Ms. Shea said, however, the biggest ADA challenge “is just determining whether someone can be accommodated given their medical condition, and what types of accommodation would be appropriate, and what to do if the employee's physician recommends something that doesn't seem to fit the work environment.”

“Sometimes, the doctors are too lenient; sometimes, the doctor will release the worker back to work without restrictions,” but everyone knows the job will be difficult for the employee, she said.

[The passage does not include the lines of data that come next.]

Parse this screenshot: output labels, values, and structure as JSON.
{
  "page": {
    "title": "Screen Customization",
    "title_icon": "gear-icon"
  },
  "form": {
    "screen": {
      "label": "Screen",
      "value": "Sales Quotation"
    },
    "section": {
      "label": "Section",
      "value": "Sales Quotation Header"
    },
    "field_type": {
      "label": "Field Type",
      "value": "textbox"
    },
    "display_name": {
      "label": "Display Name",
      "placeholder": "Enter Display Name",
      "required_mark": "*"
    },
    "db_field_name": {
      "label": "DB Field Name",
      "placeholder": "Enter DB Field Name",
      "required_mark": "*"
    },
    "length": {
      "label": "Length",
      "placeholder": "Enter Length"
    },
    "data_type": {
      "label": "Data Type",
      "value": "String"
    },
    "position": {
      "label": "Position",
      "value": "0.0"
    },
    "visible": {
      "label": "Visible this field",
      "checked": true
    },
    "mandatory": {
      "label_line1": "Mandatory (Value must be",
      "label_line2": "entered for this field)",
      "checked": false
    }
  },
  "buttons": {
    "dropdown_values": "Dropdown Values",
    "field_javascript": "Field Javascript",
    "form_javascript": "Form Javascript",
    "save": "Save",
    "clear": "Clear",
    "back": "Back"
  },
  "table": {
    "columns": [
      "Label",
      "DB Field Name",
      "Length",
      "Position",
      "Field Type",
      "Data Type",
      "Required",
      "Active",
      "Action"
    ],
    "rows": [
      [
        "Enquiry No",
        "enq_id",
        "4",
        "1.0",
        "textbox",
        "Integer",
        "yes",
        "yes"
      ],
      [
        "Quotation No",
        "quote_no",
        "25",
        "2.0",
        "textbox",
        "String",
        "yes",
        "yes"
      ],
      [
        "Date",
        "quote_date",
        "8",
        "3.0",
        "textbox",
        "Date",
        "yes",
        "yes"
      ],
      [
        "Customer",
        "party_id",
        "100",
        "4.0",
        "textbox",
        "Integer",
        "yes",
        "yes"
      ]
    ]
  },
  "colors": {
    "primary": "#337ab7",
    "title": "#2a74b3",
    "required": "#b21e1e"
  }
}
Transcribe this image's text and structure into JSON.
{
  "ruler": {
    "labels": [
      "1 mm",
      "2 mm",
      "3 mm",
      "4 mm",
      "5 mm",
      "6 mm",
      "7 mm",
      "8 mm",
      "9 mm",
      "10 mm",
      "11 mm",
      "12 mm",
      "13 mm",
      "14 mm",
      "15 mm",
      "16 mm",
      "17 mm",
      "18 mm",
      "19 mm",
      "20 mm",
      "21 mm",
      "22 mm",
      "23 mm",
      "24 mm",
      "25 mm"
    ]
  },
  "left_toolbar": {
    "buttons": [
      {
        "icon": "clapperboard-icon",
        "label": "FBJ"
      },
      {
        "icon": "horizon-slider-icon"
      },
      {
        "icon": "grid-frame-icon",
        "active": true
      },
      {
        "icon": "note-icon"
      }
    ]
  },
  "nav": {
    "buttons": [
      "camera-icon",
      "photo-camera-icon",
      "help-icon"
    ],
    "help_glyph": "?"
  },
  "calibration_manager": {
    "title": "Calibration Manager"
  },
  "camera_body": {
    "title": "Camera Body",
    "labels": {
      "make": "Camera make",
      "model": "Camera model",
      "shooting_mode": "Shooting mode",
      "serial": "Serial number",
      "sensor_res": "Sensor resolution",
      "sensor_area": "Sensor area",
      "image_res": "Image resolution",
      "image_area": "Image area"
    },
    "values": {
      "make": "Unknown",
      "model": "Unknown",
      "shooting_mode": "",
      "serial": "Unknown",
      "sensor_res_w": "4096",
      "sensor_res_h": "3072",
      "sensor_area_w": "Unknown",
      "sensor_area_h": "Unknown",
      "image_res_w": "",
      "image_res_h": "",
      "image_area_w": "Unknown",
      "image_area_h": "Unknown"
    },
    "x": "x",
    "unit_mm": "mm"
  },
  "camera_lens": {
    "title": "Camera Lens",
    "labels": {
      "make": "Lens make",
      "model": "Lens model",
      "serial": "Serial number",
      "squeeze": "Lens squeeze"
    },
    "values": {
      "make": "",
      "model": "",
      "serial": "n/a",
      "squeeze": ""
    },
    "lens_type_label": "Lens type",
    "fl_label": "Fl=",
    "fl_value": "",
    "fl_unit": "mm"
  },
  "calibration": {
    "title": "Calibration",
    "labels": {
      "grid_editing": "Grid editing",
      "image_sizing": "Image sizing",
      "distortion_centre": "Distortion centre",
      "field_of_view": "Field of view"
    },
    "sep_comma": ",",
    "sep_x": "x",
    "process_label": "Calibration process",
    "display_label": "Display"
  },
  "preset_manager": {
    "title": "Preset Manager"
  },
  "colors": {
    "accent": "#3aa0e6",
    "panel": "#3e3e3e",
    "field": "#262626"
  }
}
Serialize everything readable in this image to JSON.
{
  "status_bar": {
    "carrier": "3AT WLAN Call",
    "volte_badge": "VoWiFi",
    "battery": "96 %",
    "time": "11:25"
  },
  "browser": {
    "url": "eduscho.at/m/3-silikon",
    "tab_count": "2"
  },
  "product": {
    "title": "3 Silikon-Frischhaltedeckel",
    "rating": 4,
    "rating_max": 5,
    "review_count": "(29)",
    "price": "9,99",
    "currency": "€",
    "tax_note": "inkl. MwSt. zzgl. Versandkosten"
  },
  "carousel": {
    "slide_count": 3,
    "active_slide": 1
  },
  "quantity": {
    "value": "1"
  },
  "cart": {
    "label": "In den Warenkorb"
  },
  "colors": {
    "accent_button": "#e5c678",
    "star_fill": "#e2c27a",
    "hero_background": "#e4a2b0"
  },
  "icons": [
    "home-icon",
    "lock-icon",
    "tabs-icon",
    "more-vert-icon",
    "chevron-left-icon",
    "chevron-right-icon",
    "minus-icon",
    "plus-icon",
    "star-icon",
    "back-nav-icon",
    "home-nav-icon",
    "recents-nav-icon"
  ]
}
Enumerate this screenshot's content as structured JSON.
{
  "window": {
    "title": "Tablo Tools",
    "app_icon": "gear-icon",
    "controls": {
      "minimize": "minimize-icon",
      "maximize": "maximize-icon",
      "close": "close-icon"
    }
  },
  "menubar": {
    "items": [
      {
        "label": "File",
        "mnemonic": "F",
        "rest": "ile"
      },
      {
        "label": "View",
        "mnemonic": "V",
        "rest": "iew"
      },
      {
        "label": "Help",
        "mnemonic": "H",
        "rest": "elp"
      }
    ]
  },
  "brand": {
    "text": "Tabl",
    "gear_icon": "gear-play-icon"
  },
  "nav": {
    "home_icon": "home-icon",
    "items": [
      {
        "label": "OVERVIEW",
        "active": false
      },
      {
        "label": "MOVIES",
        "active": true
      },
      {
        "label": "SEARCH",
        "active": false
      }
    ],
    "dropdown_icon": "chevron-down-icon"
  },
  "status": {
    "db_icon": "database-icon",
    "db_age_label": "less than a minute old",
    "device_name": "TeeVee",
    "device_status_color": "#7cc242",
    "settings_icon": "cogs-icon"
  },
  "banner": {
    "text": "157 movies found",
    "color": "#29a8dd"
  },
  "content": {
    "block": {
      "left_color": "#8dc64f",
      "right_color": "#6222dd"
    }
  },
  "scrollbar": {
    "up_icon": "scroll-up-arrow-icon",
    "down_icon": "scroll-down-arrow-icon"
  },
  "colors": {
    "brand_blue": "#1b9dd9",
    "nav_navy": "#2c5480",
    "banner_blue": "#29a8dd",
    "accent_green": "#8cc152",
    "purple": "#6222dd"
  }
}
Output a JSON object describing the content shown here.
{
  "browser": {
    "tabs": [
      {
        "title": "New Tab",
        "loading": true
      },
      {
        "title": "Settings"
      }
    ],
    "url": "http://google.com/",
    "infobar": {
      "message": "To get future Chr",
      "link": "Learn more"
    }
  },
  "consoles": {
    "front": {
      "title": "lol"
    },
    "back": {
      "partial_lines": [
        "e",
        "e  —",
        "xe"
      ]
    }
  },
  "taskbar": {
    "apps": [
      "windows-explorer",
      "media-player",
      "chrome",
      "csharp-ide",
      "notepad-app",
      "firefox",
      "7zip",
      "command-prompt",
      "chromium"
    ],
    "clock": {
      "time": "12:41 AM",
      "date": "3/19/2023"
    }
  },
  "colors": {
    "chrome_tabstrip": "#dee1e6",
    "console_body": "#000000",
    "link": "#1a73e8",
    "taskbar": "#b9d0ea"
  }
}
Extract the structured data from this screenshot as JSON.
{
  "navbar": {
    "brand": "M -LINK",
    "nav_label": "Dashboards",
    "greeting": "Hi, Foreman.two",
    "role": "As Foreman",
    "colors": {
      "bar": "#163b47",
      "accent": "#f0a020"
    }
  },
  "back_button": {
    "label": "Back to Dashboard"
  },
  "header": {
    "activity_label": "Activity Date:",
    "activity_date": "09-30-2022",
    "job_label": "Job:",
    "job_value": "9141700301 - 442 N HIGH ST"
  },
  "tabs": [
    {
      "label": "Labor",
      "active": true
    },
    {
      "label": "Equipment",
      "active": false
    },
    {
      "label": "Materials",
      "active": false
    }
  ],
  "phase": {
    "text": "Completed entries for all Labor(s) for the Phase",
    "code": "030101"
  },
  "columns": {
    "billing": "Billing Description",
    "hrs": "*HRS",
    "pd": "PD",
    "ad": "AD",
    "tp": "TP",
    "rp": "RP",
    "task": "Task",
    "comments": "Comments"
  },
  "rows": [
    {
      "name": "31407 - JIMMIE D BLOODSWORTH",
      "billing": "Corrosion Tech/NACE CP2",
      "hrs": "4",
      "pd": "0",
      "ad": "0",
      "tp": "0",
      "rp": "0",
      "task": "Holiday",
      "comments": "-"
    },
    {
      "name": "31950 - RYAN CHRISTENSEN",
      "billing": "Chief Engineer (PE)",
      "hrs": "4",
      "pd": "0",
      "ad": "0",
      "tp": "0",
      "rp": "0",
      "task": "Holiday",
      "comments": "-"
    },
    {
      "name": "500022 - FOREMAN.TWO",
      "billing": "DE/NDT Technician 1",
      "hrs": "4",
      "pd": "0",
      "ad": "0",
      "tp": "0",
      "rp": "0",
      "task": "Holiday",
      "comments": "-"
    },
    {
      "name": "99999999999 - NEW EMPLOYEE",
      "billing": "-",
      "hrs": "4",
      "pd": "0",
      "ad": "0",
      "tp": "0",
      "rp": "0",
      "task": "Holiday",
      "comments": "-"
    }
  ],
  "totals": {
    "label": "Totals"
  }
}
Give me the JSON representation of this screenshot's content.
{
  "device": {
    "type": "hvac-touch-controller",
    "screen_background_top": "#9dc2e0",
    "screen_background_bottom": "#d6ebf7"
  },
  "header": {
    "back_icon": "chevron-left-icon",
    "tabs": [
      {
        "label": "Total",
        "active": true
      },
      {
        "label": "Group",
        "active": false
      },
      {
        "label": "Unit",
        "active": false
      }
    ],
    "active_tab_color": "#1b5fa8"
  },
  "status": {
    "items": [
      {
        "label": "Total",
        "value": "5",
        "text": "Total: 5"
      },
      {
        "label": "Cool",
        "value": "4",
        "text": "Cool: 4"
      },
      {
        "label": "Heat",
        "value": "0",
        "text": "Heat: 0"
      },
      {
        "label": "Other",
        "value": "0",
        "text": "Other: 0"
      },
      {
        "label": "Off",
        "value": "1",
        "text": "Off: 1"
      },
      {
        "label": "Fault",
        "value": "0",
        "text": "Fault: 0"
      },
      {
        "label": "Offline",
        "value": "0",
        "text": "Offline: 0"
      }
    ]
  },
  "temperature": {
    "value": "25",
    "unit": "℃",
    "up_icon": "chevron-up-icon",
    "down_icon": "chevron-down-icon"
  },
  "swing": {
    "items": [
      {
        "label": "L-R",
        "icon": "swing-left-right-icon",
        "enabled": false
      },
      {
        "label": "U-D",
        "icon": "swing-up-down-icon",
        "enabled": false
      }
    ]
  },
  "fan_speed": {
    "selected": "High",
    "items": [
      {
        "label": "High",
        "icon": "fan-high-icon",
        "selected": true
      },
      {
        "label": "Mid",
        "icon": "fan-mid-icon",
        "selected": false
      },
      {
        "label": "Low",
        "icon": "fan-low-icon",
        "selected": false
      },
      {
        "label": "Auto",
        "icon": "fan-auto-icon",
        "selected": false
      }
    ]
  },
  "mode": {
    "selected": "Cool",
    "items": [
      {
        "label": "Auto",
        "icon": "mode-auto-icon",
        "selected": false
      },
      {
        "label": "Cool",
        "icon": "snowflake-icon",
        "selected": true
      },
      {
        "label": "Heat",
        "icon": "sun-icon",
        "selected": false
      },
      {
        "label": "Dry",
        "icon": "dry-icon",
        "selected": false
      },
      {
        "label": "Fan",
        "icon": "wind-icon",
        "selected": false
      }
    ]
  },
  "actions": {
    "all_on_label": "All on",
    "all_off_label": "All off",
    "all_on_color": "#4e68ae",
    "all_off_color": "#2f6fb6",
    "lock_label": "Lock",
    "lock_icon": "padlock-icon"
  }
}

But, “accommodation seems to be the way of the workplace now, and I think it's going to be that way” with its expansion into conditions including pregnancy.

Furthermore, with the ADA Amendments Act of 2008, “we have a very, very broad inclusion of various medical conditions that are considered disabilities” and the trend “will just keep going in that direction,” with technology making it easier to make accommodations such as the use of voices for visually-impaired computer users, Ms. Shea said.

A study last September by the Morgantown, West Virginia-based Job Accommodation Network, which is part of the Department of Labor's Office of Disability Em-ployment Policy, concluded that 57% of accommodations cost nothing while the rest typically cost $500.

While “accommodating a disability is not always a straightforward issue,” Ernst & Young tries “to look at them as plans or as adjustments, rather than as a kind of legal obligation,” Ms. Golden said.

From the employee or applicant's perspective, the law has failed to adequately encourage employers to hire the disabled, observers say.

Chai R. Feldblum, commissioner at the Equal Employment Opportunity Commission, which en-forces Title I, said the ADA works best in helping the disabled stay on the job and getting them promoted if they already are working.

But it has been less successful in helping the disabled get hired, “because it has always been hard to prove that not being hired was from discrimination,” Ms. Feldblum said.

“Getting jobs is still challenging,” said Linda Batiste, principal consultant at the Job Accommodation Network.

“Once you're an employee, it's easier to keep your job, at least in our experience,” because employers are willing to make accommodations, she said.

“At least among blind people, the rate of unemployment is pretty much what it was before the ADA,” at around 62%, said a spokesman for the Washington-based National Federation for the Blind, who said “the real problem is attitudinal.”

Employers have followed a “very carefully balanced, crafted approach” to complying with the ADA, but results have been disappointing in terms of integrating the disabled into the workplace because of stigma that is still attached, said Curt Decker, executive director of Washington-based advocacy group National Disability Rights Network.